Liverpool Chamber discovers that recovery is ‘gaining pace’

THE Liverpool Chamber of Commerce has discovered evidence that the recovery is gathering pace – particularly in the manufacturing sector.
The organisation’s latest quarterly economic survey has discovered that the last quarter is the first time that firms in the manufacturing and service sectors have seen an increase in business since quarter two of 2008.
It has also found that those companies with overseas sales have done particularly well.
There is also evidence of a bounce in manufacturing recruitment with a third of the businesses surveyed reporting an increase in their workforce and only 8% expecting to reduce headcount in the next quarter compared to 24% expecting growth in staffing over the same period.
Liverpool Chamber chief executive Jack Stopforth said: “The figures have been improving since their low point in the first quarter of 2009.
“However we are very concerned that the nascent recovery could be damaged by the blows which have been dealt in recent weeks in terms of business support and spending cuts.”
The figures from the last quarter represent a significant turnaround on the previous quarter when 14% of business were planning to cut staff and only 12% were expecting growth.
RS Clare, Liverpool-based producer of oils and lubricants, has maintained strong growth since 2006 and is now focusing on developing exports to China, based on the expansion of the Chinese rail network.

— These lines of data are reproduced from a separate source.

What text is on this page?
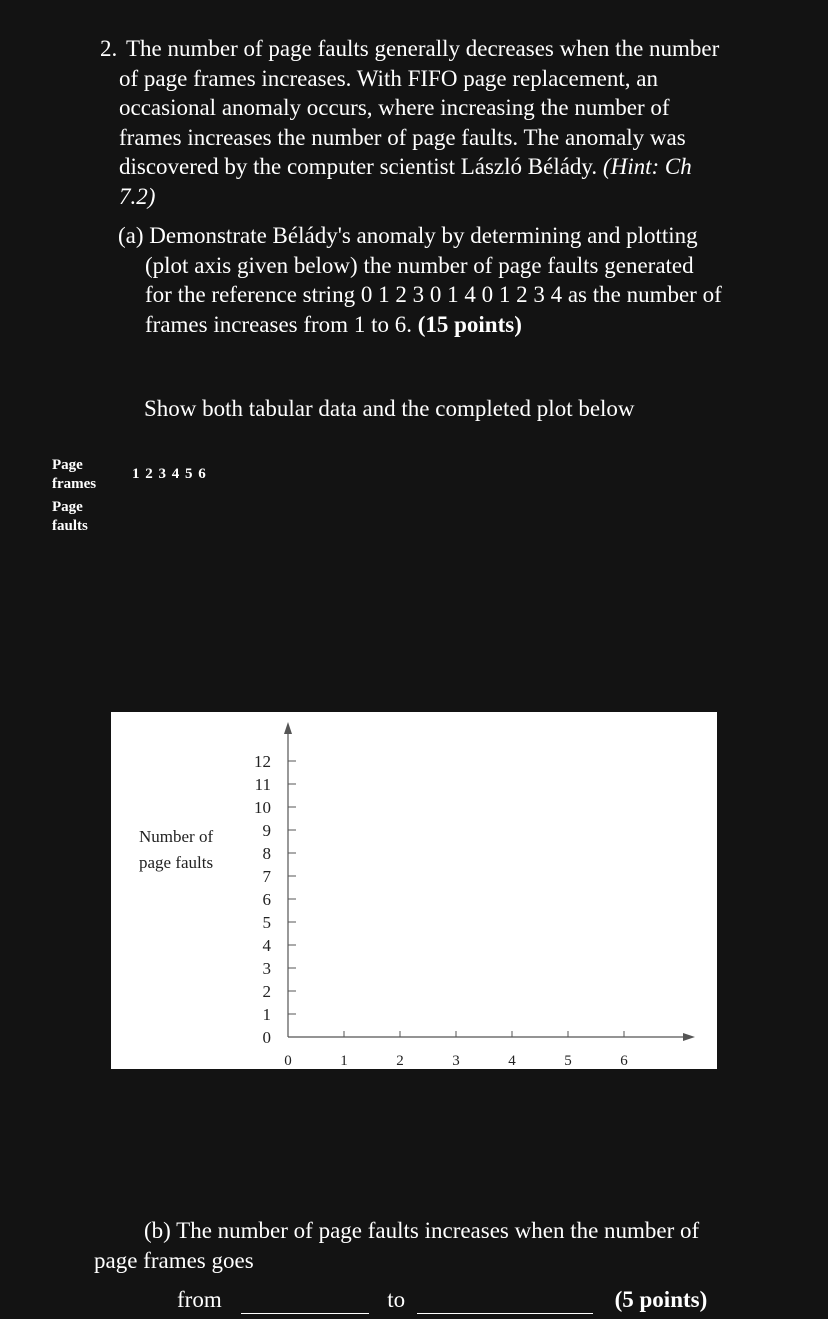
2. The number of page faults generally decreases when the number
of page frames increases. With FIFO page replacement, an
occasional anomaly occurs, where increasing the number of
frames increases the number of page faults. The anomaly was
discovered by the computer scientist László Bélády. (Hint: Ch
7.2)
(a) Demonstrate Bélády's anomaly by determining and plotting
(plot axis given below) the number of page faults generated
for the reference string 0 1 2 3 0 1 4 0 1 2 3 4 as the number of
frames increases from 1 to 6. (15 points)
Show both tabular data and the completed plot below
Page
frames
1 2 3 4 5 6
Page
faults
Number of
page faults
0
1
2
3
4
5
6
7
8
9
10
11
12
0	1	2	3	4	5	6
(b) The number of page faults increases when the number of
page frames goes
from	to	(5 points)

Chairman Ian Meadows said: “Exports globally have helped us to achieve excellent profitability.
“Exports have doubled in the last two years and now account for nearly half our sales.”
Despite RS Clare’s success, cashflow remains a major problem for many – 38% of manufacturing businesses report worsening cashflow which suggests that they are struggling to provide the working capital required for growth.
There is also some evidence of pressure on prices beginning to build up with 77% of manufacturing businesses stating that they are under pressure from rising raw material prices.
With 81% of manufacturers and 72% of service businesses reporting that they are operating below capacity it is also likely that they will continue to have to absorb much of the price pressure for some time to come.
Brian McCann, of Vanguard Corporate Finance and chair of the Chamber’s finance committee, said: “The majority of indicators do point towards the recovery gaining hold – particularly in the manufacturing sector.
“Some of this recovery will be driven by a rebuilding of stock in most sectors which could still come to an end once more normal levels are reached.
“For this reason we will be watching carefully for confirmation that the recovery continues over the remainder of this year. However, these are encouraging results.
“The pressure on cash remains intense for many businesses and it is vital that initiatives such as the Enterprise Finance Guarantee and the proposed Regional Growth Fund get cash into the system – and particularly to SMEs very quickly now.”